SHOWING ARTICLE 28 OF 40

South Africa Opens Up Its Lower End Market For Property Investors

Category Advice

South Africa is all for the new age property investor, what with its growing and fast expanding markets catching up to meet the requirements of investors from different social strata. The government is taking up new approaches and initiatives for wooing investors back to the CBD, with tax cuts and increases in property relief. What needs to be said in this regard is that various designated regions of the country are being put forth for infrastructural maintenance. The areas have been designated in terms of their developed infrastructure of urban transport, carrying capacity for population, inner city environments and CBDs.

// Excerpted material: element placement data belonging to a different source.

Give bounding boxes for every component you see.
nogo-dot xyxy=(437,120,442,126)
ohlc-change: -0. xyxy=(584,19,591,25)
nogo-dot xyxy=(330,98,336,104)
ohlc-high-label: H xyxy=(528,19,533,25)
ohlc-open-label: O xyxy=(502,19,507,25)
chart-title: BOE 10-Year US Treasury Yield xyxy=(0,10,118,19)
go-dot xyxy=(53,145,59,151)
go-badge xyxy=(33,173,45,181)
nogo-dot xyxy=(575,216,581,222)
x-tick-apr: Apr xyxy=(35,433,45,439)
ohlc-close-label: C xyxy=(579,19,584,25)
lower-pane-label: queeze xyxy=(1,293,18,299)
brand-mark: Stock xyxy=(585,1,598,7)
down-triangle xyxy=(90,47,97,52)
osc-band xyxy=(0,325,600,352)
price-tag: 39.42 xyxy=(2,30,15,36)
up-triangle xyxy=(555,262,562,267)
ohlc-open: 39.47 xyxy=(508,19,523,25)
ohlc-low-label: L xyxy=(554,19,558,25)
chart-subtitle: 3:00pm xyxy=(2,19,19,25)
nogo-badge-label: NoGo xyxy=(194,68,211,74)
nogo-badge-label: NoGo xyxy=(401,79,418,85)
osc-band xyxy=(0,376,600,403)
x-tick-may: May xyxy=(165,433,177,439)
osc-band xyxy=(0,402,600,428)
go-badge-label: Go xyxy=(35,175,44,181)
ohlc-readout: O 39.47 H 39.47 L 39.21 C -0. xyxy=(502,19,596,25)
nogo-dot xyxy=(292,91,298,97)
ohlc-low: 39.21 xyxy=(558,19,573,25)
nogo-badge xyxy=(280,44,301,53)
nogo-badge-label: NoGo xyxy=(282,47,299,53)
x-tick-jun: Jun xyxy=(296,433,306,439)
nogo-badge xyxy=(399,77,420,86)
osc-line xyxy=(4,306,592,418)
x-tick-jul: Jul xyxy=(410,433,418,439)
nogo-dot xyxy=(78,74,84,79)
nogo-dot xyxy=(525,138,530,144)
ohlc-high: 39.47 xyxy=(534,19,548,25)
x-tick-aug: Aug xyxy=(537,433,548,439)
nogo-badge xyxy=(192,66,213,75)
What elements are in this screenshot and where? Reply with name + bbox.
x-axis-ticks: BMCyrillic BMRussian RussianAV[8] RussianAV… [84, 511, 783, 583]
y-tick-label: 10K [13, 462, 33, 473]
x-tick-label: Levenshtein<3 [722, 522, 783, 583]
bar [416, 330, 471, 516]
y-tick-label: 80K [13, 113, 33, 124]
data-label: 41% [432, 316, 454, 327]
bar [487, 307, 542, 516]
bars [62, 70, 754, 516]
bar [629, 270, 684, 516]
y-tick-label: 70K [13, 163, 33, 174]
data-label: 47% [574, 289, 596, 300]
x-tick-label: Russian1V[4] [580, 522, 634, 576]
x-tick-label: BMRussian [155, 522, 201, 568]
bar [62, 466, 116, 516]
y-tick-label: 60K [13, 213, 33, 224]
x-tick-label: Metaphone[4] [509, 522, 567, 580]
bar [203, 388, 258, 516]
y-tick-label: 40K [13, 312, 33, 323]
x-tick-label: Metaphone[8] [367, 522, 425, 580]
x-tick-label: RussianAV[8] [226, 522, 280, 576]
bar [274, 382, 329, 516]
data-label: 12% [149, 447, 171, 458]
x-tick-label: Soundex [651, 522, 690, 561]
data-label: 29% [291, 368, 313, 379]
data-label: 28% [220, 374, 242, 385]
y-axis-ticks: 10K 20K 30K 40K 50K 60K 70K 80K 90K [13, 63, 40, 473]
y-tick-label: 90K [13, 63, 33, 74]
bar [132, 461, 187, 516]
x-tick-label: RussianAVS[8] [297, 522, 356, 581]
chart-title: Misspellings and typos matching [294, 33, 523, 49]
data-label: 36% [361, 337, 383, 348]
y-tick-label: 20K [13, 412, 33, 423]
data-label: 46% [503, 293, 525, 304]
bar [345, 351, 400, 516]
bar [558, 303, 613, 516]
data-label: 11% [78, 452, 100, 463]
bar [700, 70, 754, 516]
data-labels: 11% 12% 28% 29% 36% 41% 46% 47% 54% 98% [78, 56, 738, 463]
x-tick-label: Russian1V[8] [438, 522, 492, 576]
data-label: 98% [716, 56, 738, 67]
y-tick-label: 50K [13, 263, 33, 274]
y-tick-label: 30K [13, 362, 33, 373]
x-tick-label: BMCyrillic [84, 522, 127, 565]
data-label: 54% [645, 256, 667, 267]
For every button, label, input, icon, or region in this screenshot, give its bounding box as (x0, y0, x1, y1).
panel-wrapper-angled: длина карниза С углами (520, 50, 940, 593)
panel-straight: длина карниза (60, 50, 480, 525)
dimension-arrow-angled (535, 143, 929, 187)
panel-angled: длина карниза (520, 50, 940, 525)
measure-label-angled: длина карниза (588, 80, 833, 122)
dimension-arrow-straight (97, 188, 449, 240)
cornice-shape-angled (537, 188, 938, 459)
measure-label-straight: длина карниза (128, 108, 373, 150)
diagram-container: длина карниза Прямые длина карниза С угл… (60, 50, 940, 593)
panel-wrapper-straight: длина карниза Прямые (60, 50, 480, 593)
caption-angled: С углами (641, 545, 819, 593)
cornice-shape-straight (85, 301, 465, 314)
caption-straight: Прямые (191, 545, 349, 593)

Something that needs to be mentioned is that there have been positive developments on the property front. People in the country are opting for investing in the low end property market of South Africa, specially in the field of rental property. That is because many people prefer renting out their homes, instead of owning multiple second properties. This is a great way of generating income as it caters to the migrating section of the population. It also helps the investor learn valuable skills and thereupon save their precious money.

It is also expected that the legislation will target the lower end market of the country. Inner city environments are expected to improve with the new set of legislation that simplifies the investment process. Property analysts are counting on the new tax initiatives of the finance minister who has expressly stated that these principles should be applied to various city centres across South Africa. Investors can now, with a few helpful strategies, make the most of their money to take the cities a step up from what they initially had been. New investors are also being roped in to contribute to the overall development of the CBD.

Investors may even be able to add on an extra room to their investment property in order to make it more appealing to tenants and to push up their rental yields. Property analysts believe this is a positive measure in maximizing returns. Moreover, if you are considering refurbishing your home, you are entitled to a 20% tax cut, and the count is 20% in the initial year, and 5% in the succeeding years if you are planning to construct a new property.

Once the property is paid off, the rent paid from the tenant is the profit that is derived. With the saved money, you can accumulate the payments to invest in another property. Thanks to the positive indications of the South African legislation, urban centres are prone to grow and their profitability is likely to increase. This will make these spots centres of commercial growth instead of being haunts of crime and dust as they once had been.